The latest purchasing managers’ index (PMI) data for the UK shows a record recovery in June, although the economy has yet to return to growth.
The Markit composite PMI numbers (released 23 Jun) showed a reading of 47.6 for the month – a four-month high and a record jump from May’s reading of 30.
Importantly, any PMI reading below 50 shows economic contraction, but the massive leap, which reflects shops and businesses re-opening, illustrates that the rate of decline has stabilised.
This was the second successive month of record-breaking positive jumps in PMI numbers after they cratered to all-time lows in April.
Within the composite numbers, the reading for UK services, which accounts for around 80% of the total economy, jumped to 47 in June (from 29 in May).
Meanwhile, both manufacturing and manufacturing output crept into positive territory with flash readings of 50.1 and 50.8 respectively.
Analysts now expect the UK economy to return to growth in the third quarter helped by the further easing of lockdown restrictions scheduled for 4 July.
However, much of the good news may already be priced in with the prospects for longer-term recovery looking more muted thanks to weak demand, widespread job uncertainty and the agonies of Brexit.
Europe warming up
It was a similar story in Europe, which saw its all-time record bounce in PMI numbers in May, before another huge leap in June. The flash eurozone composite reading jumped to 47.5 in June from 31.9 in May.
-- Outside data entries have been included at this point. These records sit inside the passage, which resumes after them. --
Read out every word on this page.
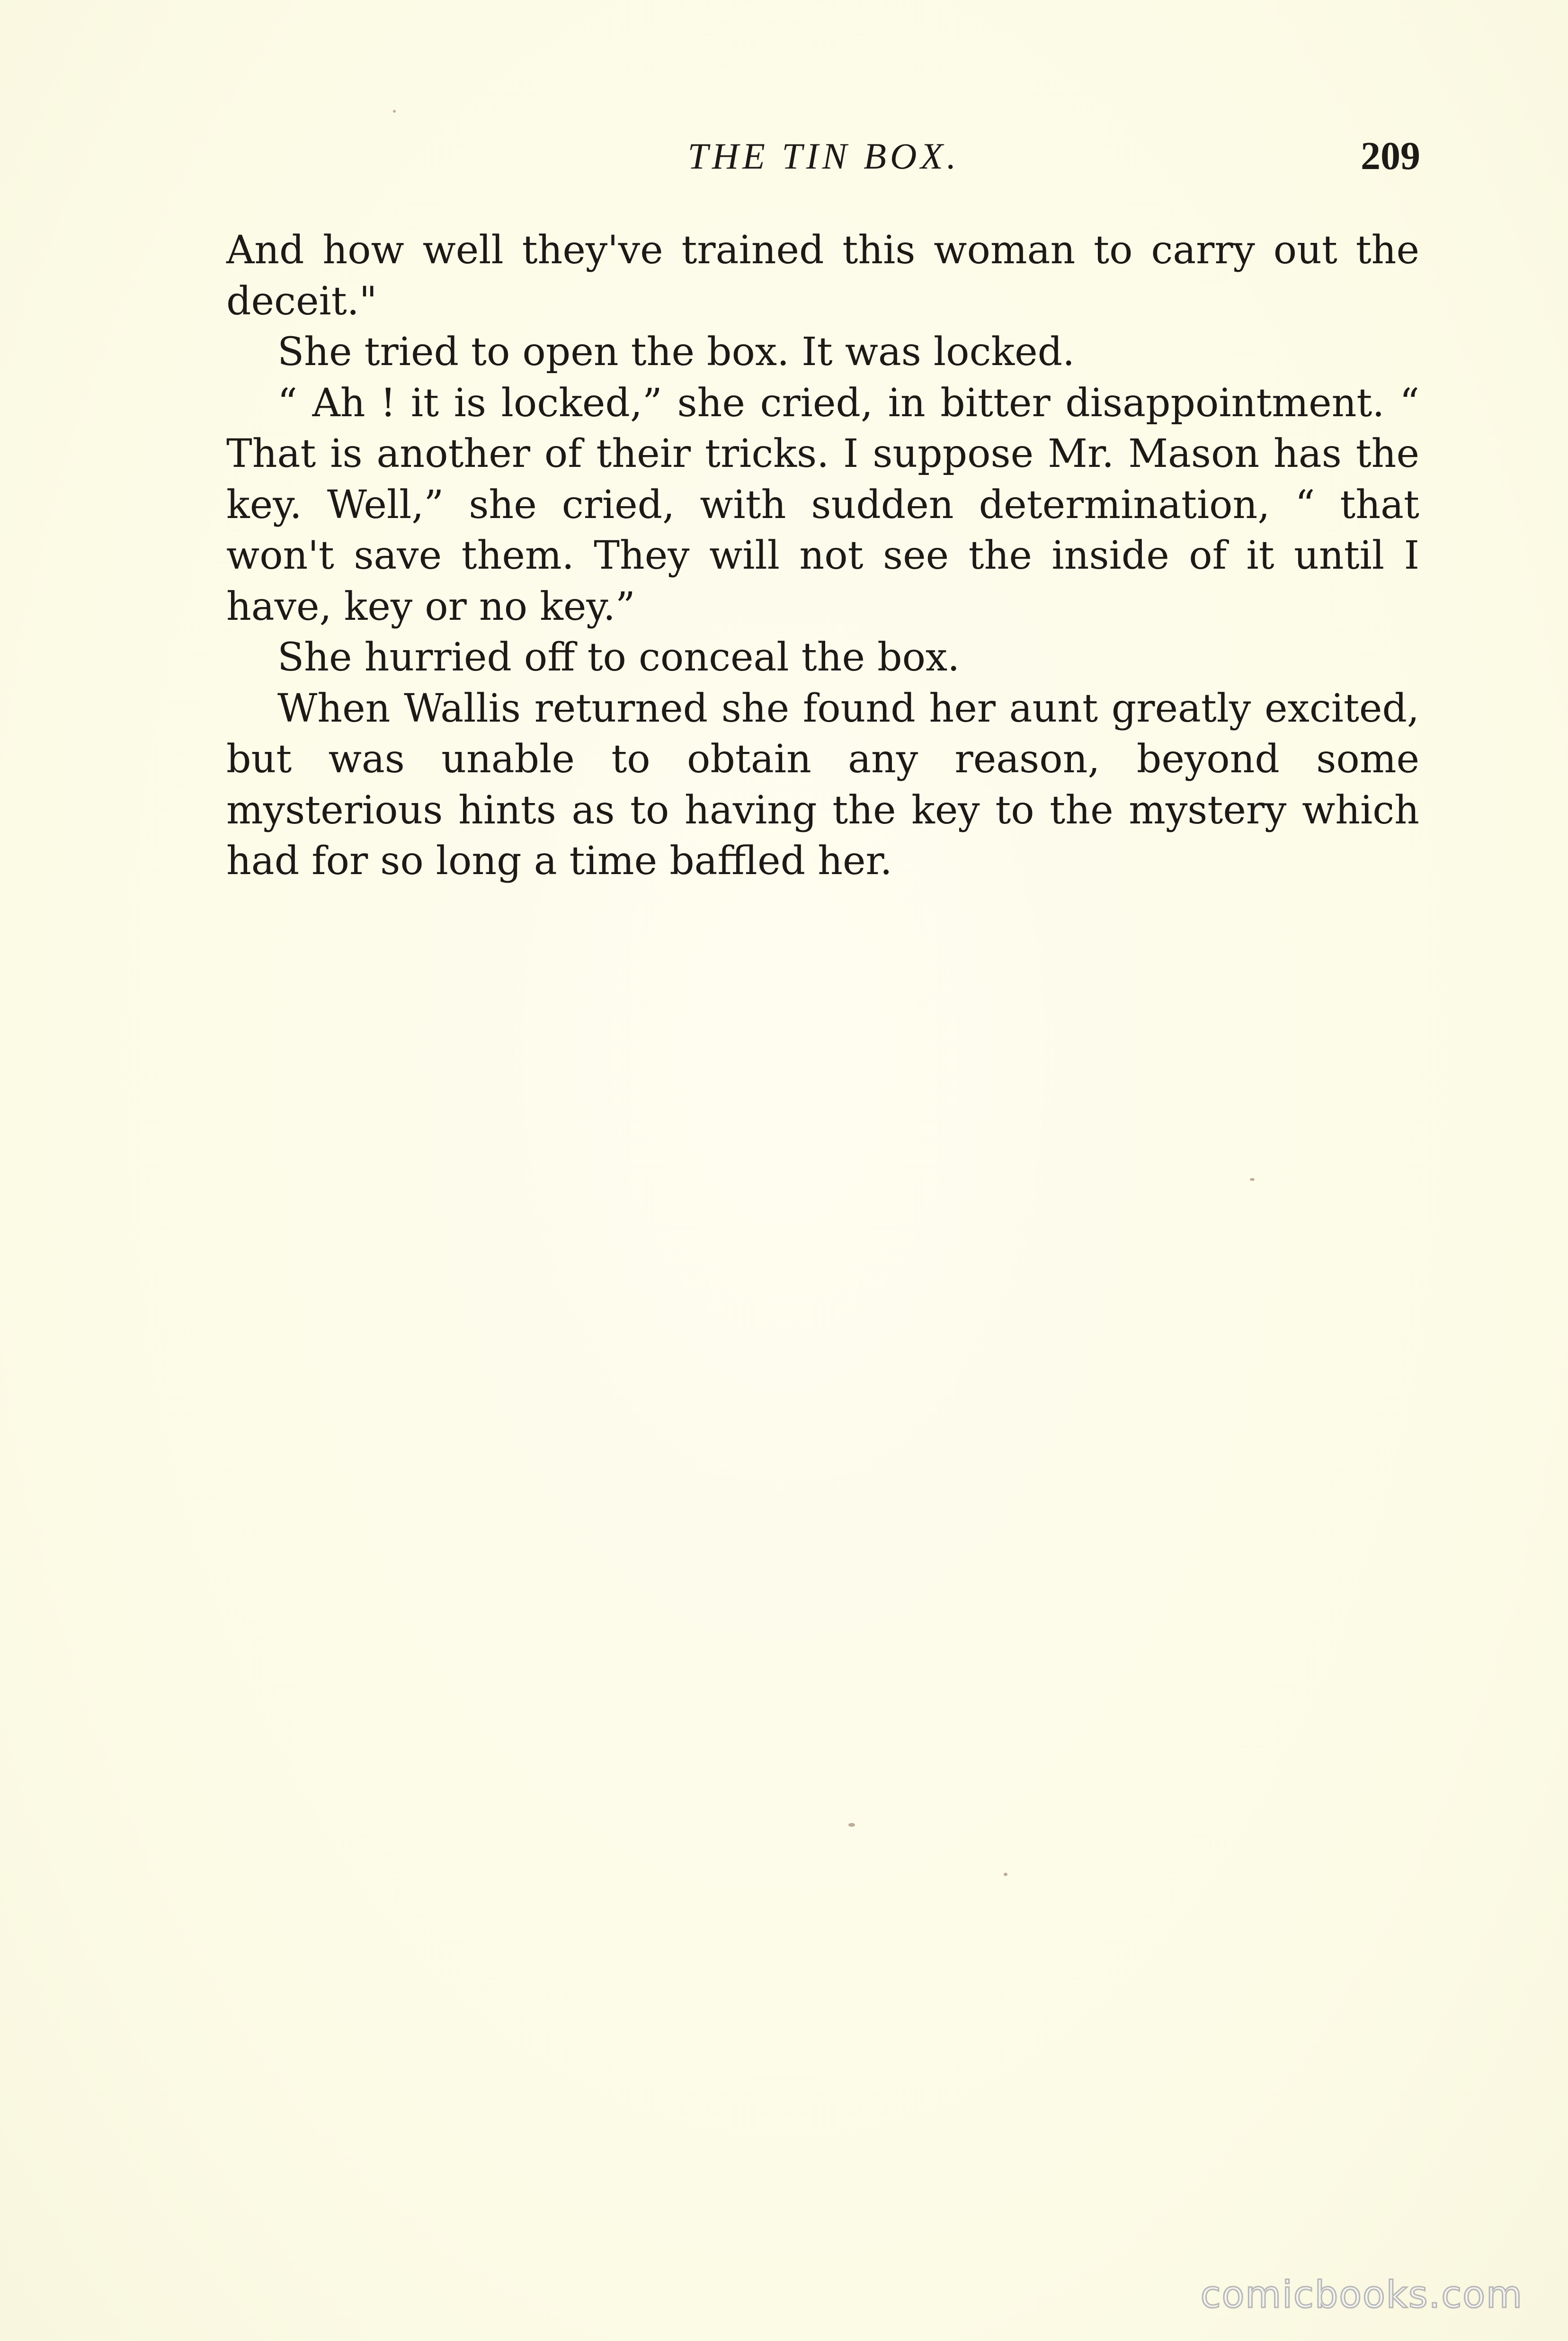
THE TIN BOX.	209

And how well they've trained this woman to carry out the deceit."

She tried to open the box. It was locked.

“ Ah ! it is locked,” she cried, in bitter disappointment. “ That is another of their tricks. I suppose Mr. Mason has the key. Well,” she cried, with sudden determination, “ that won't save them. They will not see the inside of it until I have, key or no key.”

She hurried off to conceal the box.

When Wallis returned she found her aunt greatly excited, but was unable to obtain any reason, beyond some mysterious hints as to having the key to the mystery which had for so long a time baffled her.

comicbooks.com
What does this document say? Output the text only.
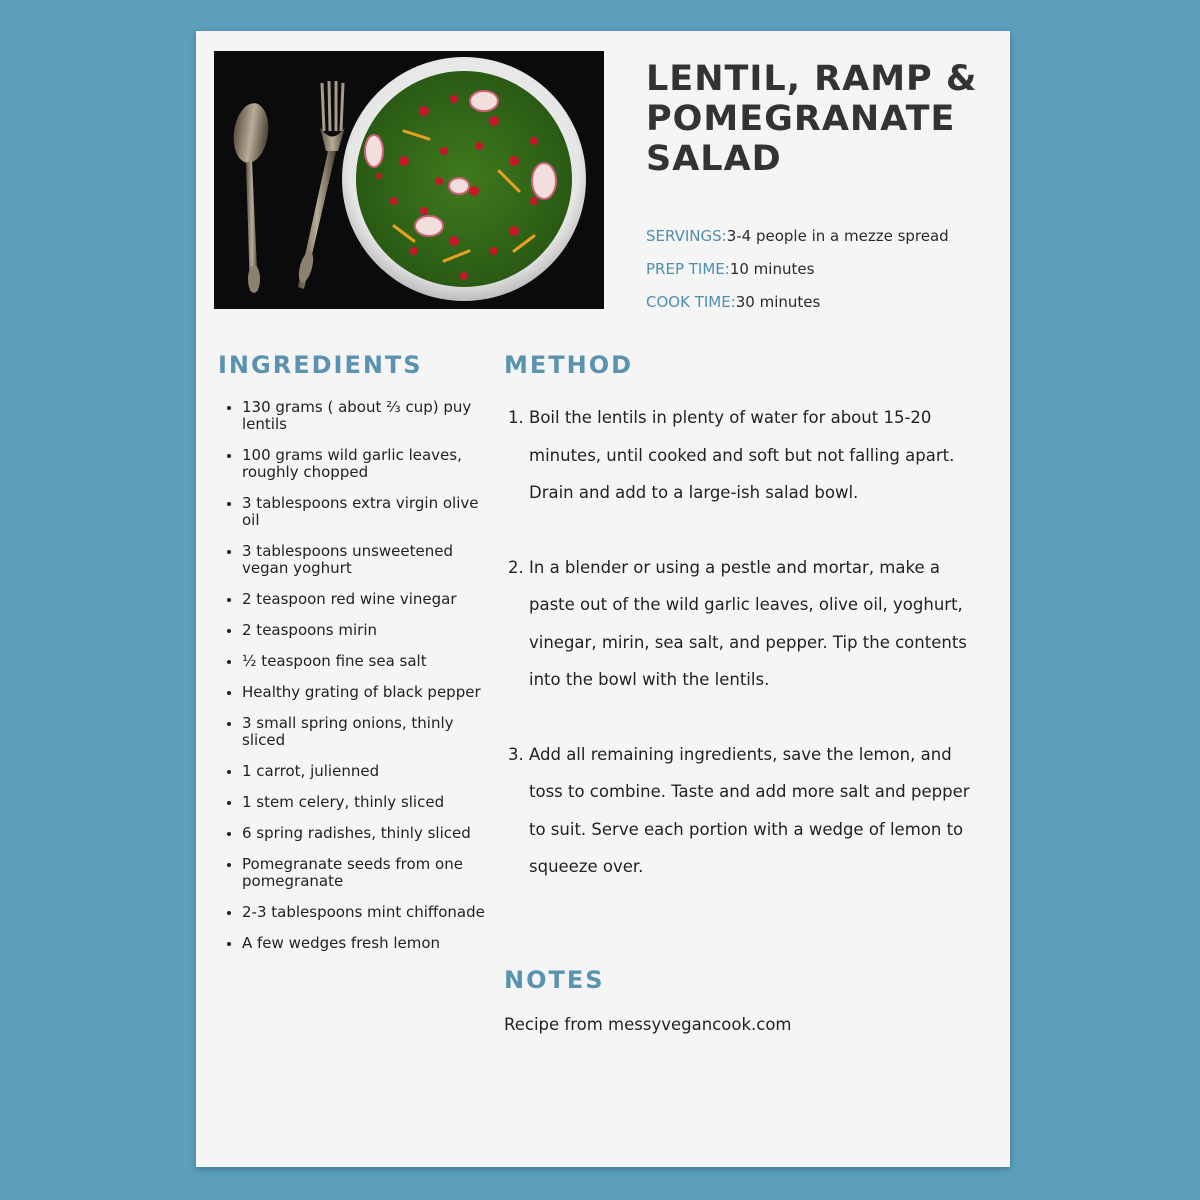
LENTIL, RAMP & POMEGRANATE SALAD
SERVINGS:3-4 people in a mezze spread
PREP TIME:10 minutes
COOK TIME:30 minutes
INGREDIENTS
• 130 grams ( about ⅔ cup) puy lentils
• 100 grams wild garlic leaves, roughly chopped
• 3 tablespoons extra virgin olive oil
• 3 tablespoons unsweetened vegan yoghurt
• 2 teaspoon red wine vinegar
• 2 teaspoons mirin
• ½ teaspoon fine sea salt
• Healthy grating of black pepper
• 3 small spring onions, thinly sliced
• 1 carrot, julienned
• 1 stem celery, thinly sliced
• 6 spring radishes, thinly sliced
• Pomegranate seeds from one pomegranate
• 2-3 tablespoons mint chiffonade
• A few wedges fresh lemon
METHOD
1. Boil the lentils in plenty of water for about 15-20 minutes, until cooked and soft but not falling apart. Drain and add to a large-ish salad bowl.
2. In a blender or using a pestle and mortar, make a paste out of the wild garlic leaves, olive oil, yoghurt, vinegar, mirin, sea salt, and pepper. Tip the contents into the bowl with the lentils.
3. Add all remaining ingredients, save the lemon, and toss to combine. Taste and add more salt and pepper to suit. Serve each portion with a wedge of lemon to squeeze over.
NOTES

Recipe from messyvegancook.com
Although Germany’s numbers showed a greatly reduced rate of decline, they still showed a contraction contrasting with France where the flash composite reading for June hit 51.3, up from 32.1 in May, with both services and manufacturing showing modest growth.
Two of Germany’s largest companies were on the edge of failure this week, with Lufthansa hoping shareholders accepted a government bailout, and Wirecard in emergency talks after €1.9bn went missing from its accounts.
Flagship airline Lufthansa had agreed a €9bn bailout from the German government after it was hit by the coronavirus. But, its largest shareholder – Heinz Thiele – had threatened to block the deal at this week’s annual general meeting, over concerns the state’s 20% stake and board seats would dilute existing shareholdings. However, German officials suggested the deal would be approved after they met key shareholders.
Elsewhere, tech firm Wirecard, which has faced allegations of fraud, saw its share price tumble after auditors refused to sign off its 2019 accounts over a missing €1.9bn, leading chief executive Markus Braun to resign. On Monday (22 Jun) Wirecard acknowledged it was likely the missing account balances of €1.9bn “do not exist”, and on Tuesday Mr Braun was arrested, accused of inflating Wirecard’s finances to make them appear healthier to investors.